“Forgive me. I didn’t have time to write a shorter letter.”
We are not talking necessarily about uni-dexterous people.
The basic idea of a stand-up is for the team to synchronise itself and self-organise around the sprint goal. However it is not uncommon for this understanding to be missing in practice. As an aside the difference between “not uncommon” and “common” is that the former is saying that something is not rare, but not necessarily common and the later is taking about something that is common and it’s occurrence should be almost a given. Of course the phrase “not uncommon” can be used in a situation where someone is trying to be polite, or not give offence. Now John Major, according to some sources (however questionable) took this to an art form, but there might indeed be a point in his manner of communication. Similar to Rumsfeld’s much pilloried “known unknowns….”, which actually had a very valid point, and even said so fairly directly, cannot provide certainty of not being misunderstood. Now, “not being misunderstood”, in light of the current discussion may seem to be different from “understood”, but the difference is difficult to discern. Indeed the only thing I can think of is that, “being understood” precludes obvious confusion, while “not being misunderstood” doesn’t. However where was I… ah, and maybe this is one way in which someone speaking at a stand-up can meander all over the country. Indeed if you have senior managers present they feel even more inclined to blabber. If you think all this is blabbering, then you are to be easily forgiven.. now, where was I? Ah…The stand-up, as people debate the recent developments and blocks and next steps, sorry they were not meant to debate, only discuss, or maybe just describe briefly during the stand-up. So coming back to the point, team members are taking in whatever information is being aired and are reacting to it. This manner of stand-up, especially if the prevailing corporate culture is wallowing in being politically correct, will invariable mean a lengthy discussion even as a part of the formal stand-up.

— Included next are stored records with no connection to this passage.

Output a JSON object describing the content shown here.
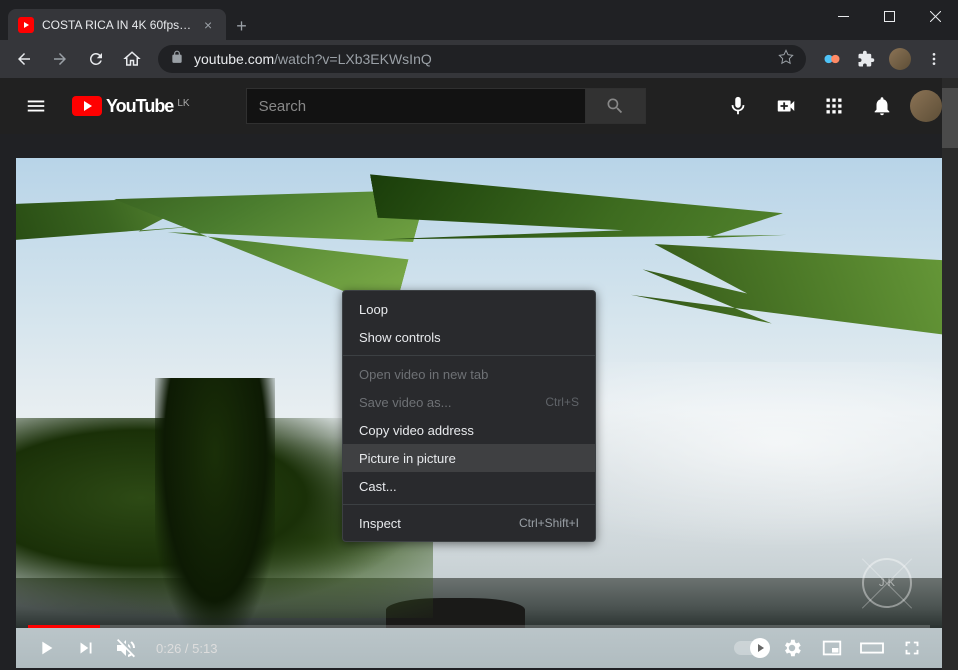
{
  "browser": {
    "tab": {
      "title": "COSTA RICA IN 4K 60fps HDR (U..."
    },
    "url": {
      "domain": "youtube.com",
      "path": "/watch?v=LXb3EKWsInQ"
    }
  },
  "youtube": {
    "logo_text": "YouTube",
    "country": "LK",
    "search_placeholder": "Search"
  },
  "player": {
    "time_current": "0:26",
    "time_separator": " / ",
    "time_total": "5:13",
    "progress_percent": 8,
    "watermark": "J K"
  },
  "context_menu": {
    "items": [
      {
        "label": "Loop",
        "shortcut": "",
        "disabled": false,
        "highlighted": false
      },
      {
        "label": "Show controls",
        "shortcut": "",
        "disabled": false,
        "highlighted": false
      },
      {
        "divider": true
      },
      {
        "label": "Open video in new tab",
        "shortcut": "",
        "disabled": true,
        "highlighted": false
      },
      {
        "label": "Save video as...",
        "shortcut": "Ctrl+S",
        "disabled": true,
        "highlighted": false
      },
      {
        "label": "Copy video address",
        "shortcut": "",
        "disabled": false,
        "highlighted": false
      },
      {
        "label": "Picture in picture",
        "shortcut": "",
        "disabled": false,
        "highlighted": true
      },
      {
        "label": "Cast...",
        "shortcut": "",
        "disabled": false,
        "highlighted": false
      },
      {
        "divider": true
      },
      {
        "label": "Inspect",
        "shortcut": "Ctrl+Shift+I",
        "disabled": false,
        "highlighted": false
      }
    ]
  }
}
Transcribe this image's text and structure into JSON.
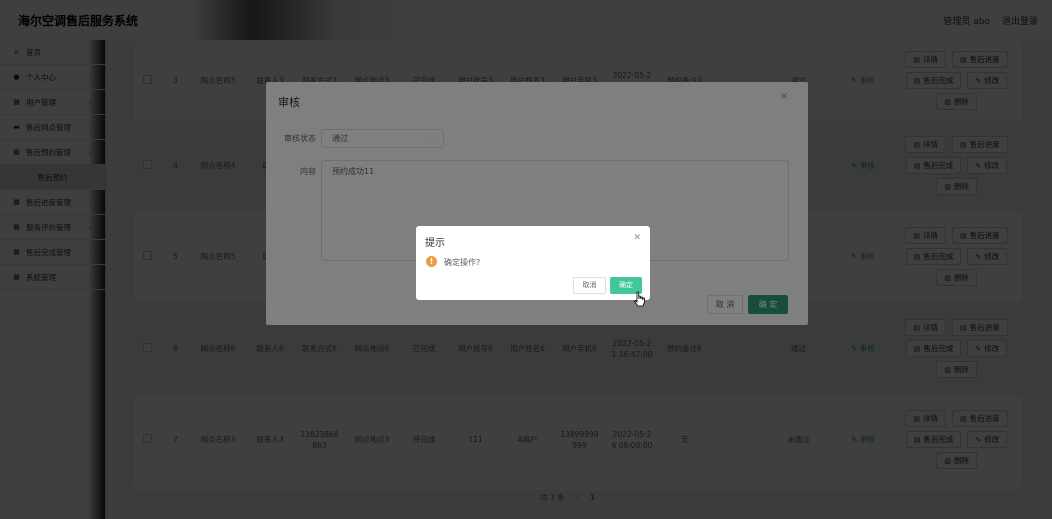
{
  "header": {
    "title": "海尔空调售后服务系统",
    "user": "管理员 abo",
    "logout": "退出登录"
  },
  "sidebar": {
    "items": [
      {
        "label": "首页",
        "icon": "home-icon",
        "glyph": "⌂",
        "arrow": false
      },
      {
        "label": "个人中心",
        "icon": "user-icon",
        "glyph": "●",
        "arrow": true
      },
      {
        "label": "用户管理",
        "icon": "grid-icon",
        "glyph": "▦",
        "arrow": true
      },
      {
        "label": "售后网点管理",
        "icon": "monitor-icon",
        "glyph": "▬",
        "arrow": true
      },
      {
        "label": "售后预约管理",
        "icon": "grid-icon",
        "glyph": "▦",
        "arrow": true
      },
      {
        "label": "售后预约",
        "icon": "",
        "glyph": "",
        "arrow": false,
        "sub": true
      },
      {
        "label": "售后进度管理",
        "icon": "grid-icon",
        "glyph": "▦",
        "arrow": true
      },
      {
        "label": "服务评价管理",
        "icon": "grid-icon",
        "glyph": "▦",
        "arrow": true
      },
      {
        "label": "售后完成管理",
        "icon": "grid-icon",
        "glyph": "▦",
        "arrow": true
      },
      {
        "label": "系统管理",
        "icon": "grid-icon",
        "glyph": "▦",
        "arrow": true
      }
    ]
  },
  "table": {
    "rows": [
      {
        "index": "3",
        "outlet": "网点名称3",
        "contact": "联系人3",
        "phone": "联系方式3",
        "address": "网点地点3",
        "status": "已完成",
        "account": "用户账号3",
        "username": "用户姓名3",
        "mobile": "用户手机3",
        "time": "2022-05-2\n1 16:47:00",
        "remark": "预约备注3",
        "extra": "",
        "audit": "通过",
        "audit_link": "审核"
      },
      {
        "index": "4",
        "outlet": "网点名称4",
        "contact": "联系",
        "phone": "",
        "address": "",
        "status": "",
        "account": "",
        "username": "",
        "mobile": "",
        "time": "",
        "remark": "",
        "extra": "",
        "audit": "",
        "audit_link": "审核"
      },
      {
        "index": "5",
        "outlet": "网点名称5",
        "contact": "联系",
        "phone": "",
        "address": "",
        "status": "",
        "account": "",
        "username": "",
        "mobile": "",
        "time": "",
        "remark": "",
        "extra": "",
        "audit": "",
        "audit_link": "审核"
      },
      {
        "index": "6",
        "outlet": "网点名称6",
        "contact": "联系人6",
        "phone": "联系方式6",
        "address": "网点地点6",
        "status": "已完成",
        "account": "用户账号6",
        "username": "用户姓名6",
        "mobile": "用户手机6",
        "time": "2022-05-2\n1 16:47:00",
        "remark": "预约备注6",
        "extra": "",
        "audit": "通过",
        "audit_link": "审核"
      },
      {
        "index": "7",
        "outlet": "网点名称3",
        "contact": "联系人3",
        "phone": "13823868\n883",
        "address": "网点地点3",
        "status": "待完成",
        "account": "111",
        "username": "A用户",
        "mobile": "13899999\n999",
        "time": "2022-05-2\n6 08:00:00",
        "remark": "无",
        "extra": "",
        "audit": "未通过",
        "audit_link": "审核"
      }
    ],
    "ops": {
      "detail": "详情",
      "progress": "售后进度",
      "complete": "售后完成",
      "edit": "修改",
      "delete": "删除"
    }
  },
  "pagination": {
    "total": "共 7 条",
    "prev": "<",
    "page": "1",
    "next": ">"
  },
  "audit_dialog": {
    "title": "审核",
    "status_label": "审核状态",
    "status_value": "通过",
    "content_label": "内容",
    "content_value": "预约成功11",
    "cancel": "取 消",
    "confirm": "确 定"
  },
  "msgbox": {
    "title": "提示",
    "message": "确定操作?",
    "cancel": "取消",
    "confirm": "确定"
  }
}
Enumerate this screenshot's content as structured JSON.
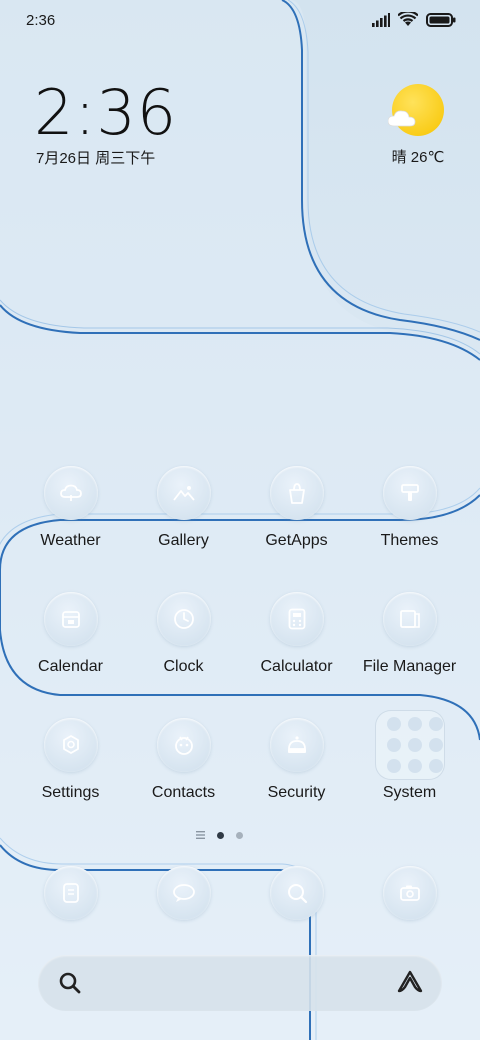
{
  "status_bar": {
    "time": "2:36",
    "icons": [
      "signal-icon",
      "wifi-icon",
      "battery-icon"
    ]
  },
  "clock_widget": {
    "time": "2:36",
    "date": "7月26日 周三下午"
  },
  "weather_widget": {
    "condition_icon": "sun-cloud-icon",
    "text": "晴 26℃",
    "sun_color": "#f7c400"
  },
  "apps": {
    "row1": [
      {
        "label": "Weather",
        "icon": "cloud-icon"
      },
      {
        "label": "Gallery",
        "icon": "mountain-icon"
      },
      {
        "label": "GetApps",
        "icon": "shopping-bag-icon"
      },
      {
        "label": "Themes",
        "icon": "brush-icon"
      }
    ],
    "row2": [
      {
        "label": "Calendar",
        "icon": "calendar-icon"
      },
      {
        "label": "Clock",
        "icon": "clock-icon"
      },
      {
        "label": "Calculator",
        "icon": "calculator-icon"
      },
      {
        "label": "File Manager",
        "icon": "folder-icon"
      }
    ],
    "row3": [
      {
        "label": "Settings",
        "icon": "gear-icon"
      },
      {
        "label": "Contacts",
        "icon": "contacts-icon"
      },
      {
        "label": "Security",
        "icon": "shield-icon"
      },
      {
        "label": "System",
        "icon": "folder-grid-icon"
      }
    ]
  },
  "page_indicator": {
    "pages": 2,
    "current": 1
  },
  "dock": [
    {
      "icon": "phone-icon"
    },
    {
      "icon": "message-icon"
    },
    {
      "icon": "browser-icon"
    },
    {
      "icon": "camera-icon"
    }
  ],
  "search_bar": {
    "left_icon": "search-icon",
    "right_icon": "assistant-icon"
  },
  "colors": {
    "background": "#dbe8f3",
    "icon_bg": "#d7e5f0",
    "icon_glyph": "#ffffff",
    "wave_line": "#2f70b8"
  }
}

In case the team sees the stand-up as a pure status reporting, then mostly each person will provide a quick monologue to some extent in a forced or resigned manner, and not uncommonly, even guarded; Now, I need not point out to an intelligent bystander, that “not uncommon” is not the same as “common”, however returning to the subject under discussion…such a team’s stand-up will be mostly pointless, and useful only to the manager/supervisor, if at all. So a short stand-up is not necessarily a good one! I must also caution that a pure status report generally places a strong temptation for people to look good, especially if senior management is present. A good case, for senior management to only rarely attending stand-ups or even better not at all. In case the team is not too disengaged, there may be instances where impediments are aired but a bit late. Now “not too disengaged” is different from engaged, something we’ve been discussing and defining but not debating. The engaged team is a different animal, but it could be a mixed blessing….
… especially if everyone is eager to show how good they are! Then they’ll talk and talk and not shut up. This is particularly true of Indians (As you can see from the writing above also as the saying goes “Put ten Chinese in a room, and you’ll never get any one to speak up, put ten Indians in a room, and you’ll never get them to …”
This is where the one-legged stand-up comes in: The team member speaking has to give his update standing on one leg. Of course he is free to choose which leg, as long as he is not one legged.